Several tri-county officials support ballot measure
“The map which has been circulating is not set in stone. This is just a roundtable discussion, not a public hearing.”
Ware County Clerk Melinda Brooks made the statement Monday morning (December 1) as concerned citizens piled into the Ware County Commission meeting room for the 10 a.m. start.
The statement would be echoed several times by several different Ware County officials and Georgia House Representative for District 176 James Burchett At different points over the next hour Ware County Manager James Shubert, Ware County Commission Chairman Elmer Thrift, Burchett and others all sought to clarify this was a tri-county discussion to which the public was entitled to attend, but for which there was no provision for public comment.
The Monday morning meeting of a tricounty group of Pierce, Ware and Brantley County officials to discuss ideas for a proposed bypass around Waycross drew a crowd set not on observing but on demanding answers — sometimes in very loud voices.
Little progress was made and those whose homes and property might be impacted by the bypass left with few if any reassurances.
Seats for the public were already nearly full before the start with many others filing into the meeting room. Many lined up along walls or took seats on the floor.
Some of the confusion stemmed from public comment forms from the last Ware County Commission meeting having been left on a table outside the entrance. More than one member of the public had already filled out a public comment form, thinking they were meant for the Monday morning conference.
Scheduled or not, public comment was going to happen.
After a few false starts, with those stuck in the hallway outside yelling that they could not hear and one gentleman loudly suggesting the meeting be moved to a courtroom downstairs, extra room was made in the council chambers as even more people piled into the confined space.
A young man arrived with armfuls of “No bypass’ signs and passed them out to the crowd. One audience member murmured to themselves the room was beyond its safe capacity and had become a fire hazard.

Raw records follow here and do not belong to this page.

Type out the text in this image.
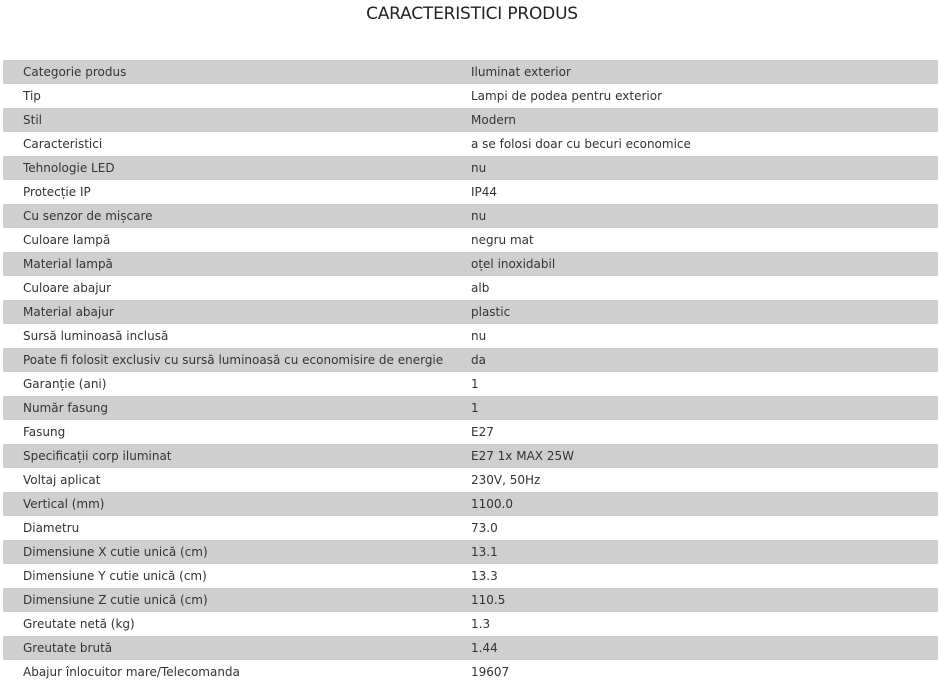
CARACTERISTICI PRODUS
Categorie produs	Iluminat exterior
Tip	Lampi de podea pentru exterior
Stil	Modern
Caracteristici	a se folosi doar cu becuri economice
Tehnologie LED	nu
Protecție IP	IP44
Cu senzor de mișcare	nu
Culoare lampă	negru mat
Material lampă	oțel inoxidabil
Culoare abajur	alb
Material abajur	plastic
Sursă luminoasă inclusă	nu
Poate fi folosit exclusiv cu sursă luminoasă cu economisire de energie	da
Garanție (ani)	1
Număr fasung	1
Fasung	E27
Specificații corp iluminat	E27 1x MAX 25W
Voltaj aplicat	230V, 50Hz
Vertical (mm)	1100.0
Diametru	73.0
Dimensiune X cutie unică (cm)	13.1
Dimensiune Y cutie unică (cm)	13.3
Dimensiune Z cutie unică (cm)	110.5
Greutate netă (kg)	1.3
Greutate brută	1.44
Abajur înlocuitor mare/Telecomanda	19607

Nevertheless, the gathered officials pressed on. Ware County Commissioner Jon Tindall delivered the invocation and the room fairly vibrated to the sound of approximately 300 or more people saying the Pledge of Allegiance in unison.
There the unity ended. What followed can only be described as controlled chaos.
Originally meant as a chance for Pierce, Ware and Brantley officials to confer about the viability of a proposed bypass road around Waycross, and to consult with members of Georgia Department of Transportation (GDOT) and state senators and state house representatives, the bulk of the meeting was spent engaging with and attempting to mollify a crowd which demanded to be heard, sometimes all at once.
At times, there was laughter and amusement, often toward the reluctance of some officials to wade into the verbal fray, but tempers ran more toward anger and confusion than they did jolliness.
In response to the announcement there would be no public comment, one member of the public angrily demanded, “Then why did you invite us?”
Some in the crowd accused Chairman Thrift of looking to personally profit from the bypass project.
“Of course you aren’t against it,” one voice rang out, “You own an asphalt company!”
Explanations the maps and images of the bypass currently circulating were just one of many were met with skepticism and calls to know just how many different bypass plans there were to choose from.
At one point, perhaps for lack of a gavel, Ware County Manager James Shubert pounded his open palm on the table and yelled for order.
Another time, he singled out one lady in the audience, saying, “If you interrupt me one more time, I’m going to ask you to leave. I’m tired of your mouth.”
One older resident of Pierce County reminded those present of the checkered history of cooperation with Ware County, recalling a sewage treatment facility landing in the Hacklebarney community and disputes over trash pickup.
He finished with , “If you got a problem in Ware County, you need to solve it in Ware County. We would like to help you any way we can, but stay out of Pierce.”
Another younger gentlemen opined, “There is no traffic in Midway where this bypass comes through. I don’t want to raise my kids on a four lane.”
Porter Johns of Ware County said, “They’ve been talking about a bypass since I moved here in ‘88. I ain’t seen it or an overpass yet.”
David Lowman, commissioner for Pierce County’s fourth district, said votes, not phone calls would make his decision for him. He would vote the way the taxpayers decided on the ballot.
Brantley County Commissioner Rand Davison said he had already been against the idea and had heard nothing to change his mind, which was met with applause.
State House Representatives John Corbett and Stephen Meeks along with state Senator Russ Goodman all expressed approval for putting a referendum to be voted upon by the public.
In the end, little actual exchange of ideas or fine tuning of plans for the proposed project occurred.
Those gathered to witness the meeting, protest the bypass or both, extracted various promises from elected officials of all three counties to support a ballot measure in the coming year placing the decision to move forward in the hands of the taxpayers.